TR13-107 Authors: Gil Cohen, Ivan Bjerre Damgard, Yuval Ishai, Jonas Kolker, Peter Bro Miltersen, Ran Raz, Ron Rothblum

Publication: 9th August 2013 10:40

Downloads: 4243

Keywords:

We put forward a new approach for the design of efficient multiparty protocols:

1. Design a protocol for a small number of parties (say, 3 or 4) which achieves

security against a single corrupted party. Such protocols are typically easy

to construct as they may employ techniques that do not scale well with the

number of corrupted parties.

2. Recursively compose with itself to obtain an efficient n-party protocol which

achieves security against a constant fraction of corrupted parties.

The second step of our approach combines the player emulation technique of Hirt

and Maurer (J. Cryptology, 2000) with constructions of logarithmic-depth formulae

which compute threshold functions using only constant fan-in threshold gates.

Using this approach, we simplify and improve on previous results in cryptography

and distributed computing. In particular:

- We provide conceptually simple constructions of efficient protocols for Secure

Multiparty Computation (MPC) in the presence of an honest majority, as well

as broadcast protocols from point-to-point channels and a 2-cast primitive.

- We obtain new results on MPC over blackbox groups and other algebraic structures.

The above results rely on the following complexity-theoretic contributions, which

may be of independent interest:

- We show that for every integers j,k such that m = (k-1)/(j-1) is an integer,

there is an explicit (poly(n)-time) construction of a logarithmic-depth formula

which computes a good approximation of an (n/m)-out-of-n threshold function using

only j-out-of-k threshold gates and no constants.
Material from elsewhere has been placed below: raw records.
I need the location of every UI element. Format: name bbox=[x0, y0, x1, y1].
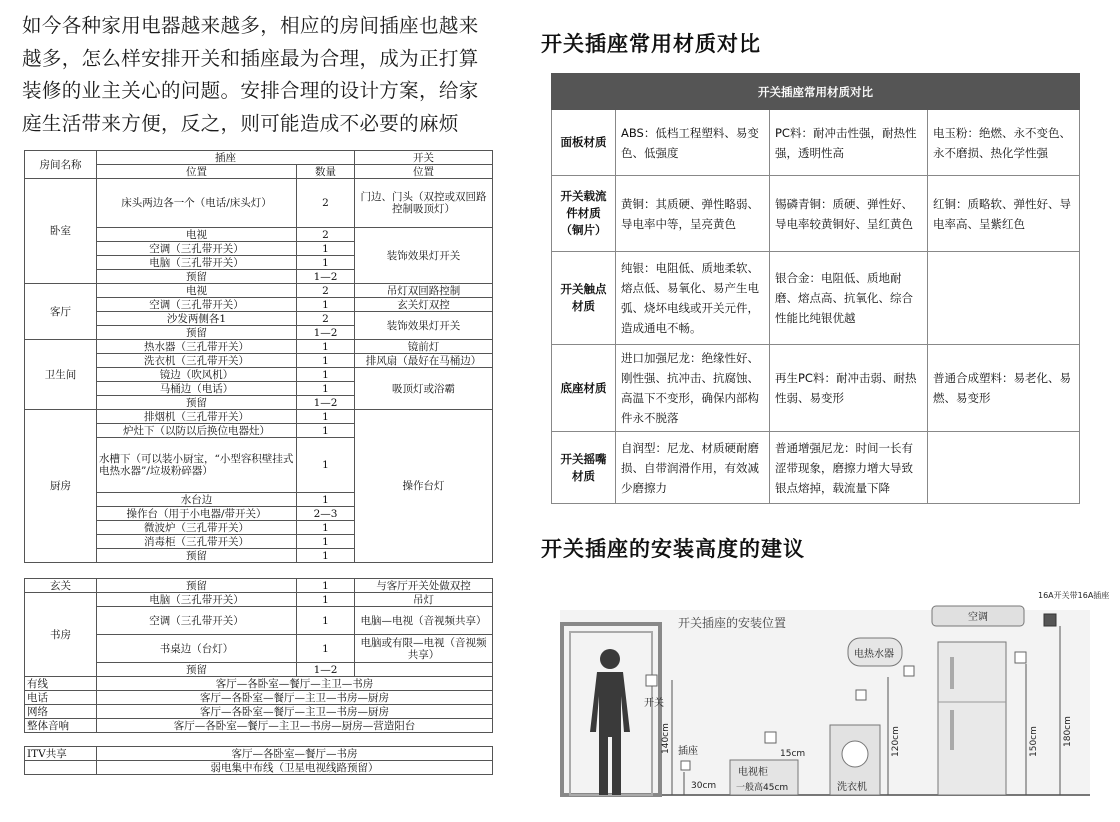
socket-quantity: 1 bbox=[297, 340, 355, 354]
table-spacer bbox=[25, 733, 493, 747]
socket-quantity: 1 bbox=[297, 521, 355, 535]
socket-quantity: 1 bbox=[297, 424, 355, 438]
table-spacer bbox=[25, 563, 493, 579]
socket-position: 消毒柜（三孔带开关） bbox=[97, 535, 297, 549]
fridge-handle bbox=[950, 710, 954, 750]
room-kitchen: 厨房 bbox=[25, 410, 97, 563]
height-140-label: 140cm bbox=[661, 723, 671, 754]
material-cell: 电玉粉：绝燃、永不变色、永不磨损、热化学性强 bbox=[928, 110, 1080, 176]
material-cell: 普通合成塑料：易老化、易燃、易变形 bbox=[928, 345, 1080, 432]
material-category: 面板材质 bbox=[552, 110, 616, 176]
socket-position: 电视 bbox=[97, 228, 297, 242]
socket-position: 预留 bbox=[97, 326, 297, 340]
col-quantity-header: 数量 bbox=[297, 165, 355, 179]
washer-door-icon bbox=[842, 741, 868, 767]
socket-plate-icon bbox=[1015, 652, 1026, 663]
switch-position: 吊灯 bbox=[355, 593, 493, 607]
socket-position: 预留 bbox=[97, 549, 297, 563]
socket-position: 空调（三孔带开关） bbox=[97, 607, 297, 635]
ac-socket-icon bbox=[1044, 614, 1056, 626]
socket-position: 预留 bbox=[97, 270, 297, 284]
socket-quantity: 1—2 bbox=[297, 270, 355, 284]
ac-label: 空调 bbox=[968, 612, 988, 623]
material-cell: 纯银：电阻低、质地柔软、熔点低、易氧化、易产生电弧、烧坏电线或开关元件，造成通电不畅。 bbox=[616, 252, 770, 345]
material-cell: 普通增强尼龙：时间一长有涩带现象，磨擦力增大导致银点熔掉，载流量下降 bbox=[770, 432, 928, 504]
switch-position: 装饰效果灯开关 bbox=[355, 312, 493, 340]
water-heater-label: 电热水器 bbox=[854, 649, 894, 660]
col-socket-header: 插座 bbox=[97, 151, 355, 165]
socket-quantity: 1—2 bbox=[297, 326, 355, 340]
switch-position: 操作台灯 bbox=[355, 410, 493, 563]
switch-position: 吸顶灯或浴霸 bbox=[355, 368, 493, 410]
socket-position: 微波炉（三孔带开关） bbox=[97, 521, 297, 535]
socket-quantity: 1 bbox=[297, 298, 355, 312]
wiring-route: 客厅—各卧室—餐厅—主卫—书房—厨房 bbox=[97, 705, 493, 719]
washer-label: 洗衣机 bbox=[837, 782, 867, 793]
socket-quantity: 1 bbox=[297, 579, 355, 593]
socket-position: 水槽下（可以装小厨宝，“小型容积壁挂式电热水器”/垃圾粉碎器） bbox=[97, 438, 297, 493]
socket-position: 空调（三孔带开关） bbox=[97, 298, 297, 312]
material-cell: 黄铜：其质硬、弹性略弱、导电率中等，呈亮黄色 bbox=[616, 176, 770, 252]
switch-position: 排风扇（最好在马桶边） bbox=[355, 354, 493, 368]
height-150-label: 150cm bbox=[1029, 726, 1039, 757]
material-category: 开关载流件材质（铜片） bbox=[552, 176, 616, 252]
socket-position: 床头两边各一个（电话/床头灯） bbox=[97, 179, 297, 228]
socket-plate-icon bbox=[765, 732, 776, 743]
wiring-name: 有线 bbox=[25, 677, 97, 691]
material-cell: 进口加强尼龙：绝缘性好、刚性强、抗冲击、抗腐蚀、高温下不变形，确保内部构件永不脱落 bbox=[616, 345, 770, 432]
room-study: 书房 bbox=[25, 593, 97, 677]
material-cell: PC料：耐冲击性强，耐热性强，透明性高 bbox=[770, 110, 928, 176]
col-room-header: 房间名称 bbox=[25, 151, 97, 179]
materials-heading: 开关插座常用材质对比 bbox=[541, 32, 761, 56]
material-cell: ABS：低档工程塑料、易变色、低强度 bbox=[616, 110, 770, 176]
wiring-route: 弱电集中布线（卫星电视线路预留） bbox=[97, 761, 493, 775]
tv-cabinet-height-label: 一般高45cm bbox=[736, 783, 789, 793]
socket-quantity: 1—2 bbox=[297, 663, 355, 677]
socket-quantity: 1 bbox=[297, 368, 355, 382]
height-30-label: 30cm bbox=[691, 781, 717, 791]
switch-position: 玄关灯双控 bbox=[355, 298, 493, 312]
tv-cabinet-label: 电视柜 bbox=[738, 767, 768, 778]
socket-plate-icon bbox=[681, 761, 690, 770]
socket-position: 空调（三孔带开关） bbox=[97, 242, 297, 256]
ac-note-label: 16A开关带16A插座 bbox=[1038, 591, 1110, 600]
height-15-label: 15cm bbox=[780, 749, 806, 759]
socket-quantity: 2 bbox=[297, 179, 355, 228]
socket-position: 预留 bbox=[97, 663, 297, 677]
material-cell bbox=[928, 252, 1080, 345]
material-cell: 红铜：质略软、弹性好、导电率高、呈紫红色 bbox=[928, 176, 1080, 252]
fridge-handle bbox=[950, 657, 954, 689]
wiring-name: 整体音响 bbox=[25, 719, 97, 733]
material-cell: 自润型：尼龙、材质硬耐磨损、自带润滑作用，有效减少磨擦力 bbox=[616, 432, 770, 504]
height-180-label: 180cm bbox=[1063, 716, 1073, 747]
socket-quantity: 1 bbox=[297, 410, 355, 424]
room-bathroom: 卫生间 bbox=[25, 340, 97, 410]
socket-position: 水台边 bbox=[97, 493, 297, 507]
material-category: 底座材质 bbox=[552, 345, 616, 432]
socket-position: 电脑（三孔带开关） bbox=[97, 256, 297, 270]
wiring-route: 客厅—各卧室—餐厅—主卫—书房—厨房—营造阳台 bbox=[97, 719, 493, 733]
socket-quantity: 1 bbox=[297, 256, 355, 270]
socket-quantity: 2 bbox=[297, 284, 355, 298]
socket-position: 炉灶下（以防以后换位电器灶） bbox=[97, 424, 297, 438]
socket-quantity: 1 bbox=[297, 607, 355, 635]
col-switch-header: 开关 bbox=[355, 151, 493, 165]
refrigerator bbox=[938, 642, 1006, 795]
socket-quantity: 1—2 bbox=[297, 396, 355, 410]
switch-plate-icon bbox=[646, 675, 657, 686]
socket-position: 马桶边（电话） bbox=[97, 382, 297, 396]
materials-comparison-table bbox=[551, 73, 1080, 504]
socket-position: 镜边（吹风机） bbox=[97, 368, 297, 382]
wiring-name-empty bbox=[25, 761, 97, 775]
wiring-route: 客厅—各卧室—餐厅—书房 bbox=[97, 747, 493, 761]
material-cell bbox=[928, 432, 1080, 504]
wiring-route: 客厅—各卧室—餐厅—主卫—书房—厨房 bbox=[97, 691, 493, 705]
socket-quantity: 1 bbox=[297, 382, 355, 396]
socket-plate-icon bbox=[904, 666, 914, 676]
outlet-planning-table bbox=[24, 150, 493, 775]
installation-height-diagram bbox=[560, 582, 1110, 807]
socket-position: 电脑（三孔带开关） bbox=[97, 593, 297, 607]
diagram-title: 开关插座的安装位置 bbox=[678, 616, 787, 630]
room-living-room: 客厅 bbox=[25, 284, 97, 340]
socket-quantity: 2 bbox=[297, 312, 355, 326]
material-cell: 锡磷青铜：质硬、弹性好、导电率较黄铜好、呈红黄色 bbox=[770, 176, 928, 252]
switch-position: 电脑—电视（音视频共享） bbox=[355, 607, 493, 635]
socket-position: 操作台（用于小电器/带开关） bbox=[97, 507, 297, 521]
col-switch-position-header: 位置 bbox=[355, 165, 493, 179]
socket-quantity: 1 bbox=[297, 593, 355, 607]
switch-position: 装饰效果灯开关 bbox=[355, 228, 493, 284]
socket-quantity: 1 bbox=[297, 535, 355, 549]
socket-position: 热水器（三孔带开关） bbox=[97, 340, 297, 354]
intro-paragraph: 如今各种家用电器越来越多，相应的房间插座也越来越多，怎么样安排开关和插座最为合理，成为正打算装修的业主关心的问题。安排合理的设计方案，给家庭生活带来方便，反之，则可能造成不必要的麻烦 bbox=[22, 14, 479, 135]
socket-position: 电视 bbox=[97, 284, 297, 298]
socket-position: 预留 bbox=[97, 396, 297, 410]
socket-quantity: 2—3 bbox=[297, 507, 355, 521]
room-bedroom: 卧室 bbox=[25, 179, 97, 284]
room-entrance: 玄关 bbox=[25, 579, 97, 593]
material-category: 开关触点材质 bbox=[552, 252, 616, 345]
col-position-header: 位置 bbox=[97, 165, 297, 179]
socket-quantity: 1 bbox=[297, 242, 355, 256]
height-120-label: 120cm bbox=[891, 726, 901, 757]
socket-quantity: 1 bbox=[297, 493, 355, 507]
switch-position: 镜前灯 bbox=[355, 340, 493, 354]
heights-heading: 开关插座的安装高度的建议 bbox=[541, 537, 805, 561]
switch-position: 门边、门头（双控或双回路控制吸顶灯） bbox=[355, 179, 493, 228]
socket-position: 排烟机（三孔带开关） bbox=[97, 410, 297, 424]
socket-label: 插座 bbox=[678, 746, 698, 757]
wall bbox=[560, 610, 1090, 795]
switch-position: 吊灯双回路控制 bbox=[355, 284, 493, 298]
socket-quantity: 1 bbox=[297, 549, 355, 563]
switch-position: 电脑或有限—电视（音视频共享） bbox=[355, 635, 493, 663]
socket-quantity: 1 bbox=[297, 438, 355, 493]
socket-position: 预留 bbox=[97, 579, 297, 593]
switch-position: 与客厅开关处做双控 bbox=[355, 579, 493, 593]
wiring-name: 网络 bbox=[25, 705, 97, 719]
socket-quantity: 1 bbox=[297, 354, 355, 368]
material-cell: 银合金：电阻低、质地耐磨、熔点高、抗氧化、综合性能比纯银优越 bbox=[770, 252, 928, 345]
socket-quantity: 1 bbox=[297, 635, 355, 663]
wiring-name: 电话 bbox=[25, 691, 97, 705]
socket-position: 洗衣机（三孔带开关） bbox=[97, 354, 297, 368]
material-cell: 再生PC料：耐冲击弱、耐热性弱、易变形 bbox=[770, 345, 928, 432]
switch-position-empty bbox=[355, 663, 493, 677]
materials-table-title: 开关插座常用材质对比 bbox=[552, 74, 1080, 110]
socket-quantity: 2 bbox=[297, 228, 355, 242]
socket-position: 书桌边（台灯） bbox=[97, 635, 297, 663]
switch-label: 开关 bbox=[644, 698, 664, 709]
socket-position: 沙发两侧各1 bbox=[97, 312, 297, 326]
material-category: 开关摇嘴材质 bbox=[552, 432, 616, 504]
wiring-name: ITV共享 bbox=[25, 747, 97, 761]
socket-plate-icon bbox=[856, 690, 866, 700]
wiring-route: 客厅—各卧室—餐厅—主卫—书房 bbox=[97, 677, 493, 691]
- For the special case of n-bit majority from 3-bit majority gates, a non-explicit

construction follows from the work of Valiant (J. Algorithms, 1984). For this

special case, we provide an explicit construction with a better approximation than

for the general threshold case, and also an exact explicit construction based on

standard complexity-theoretic or cryptographic assumptions.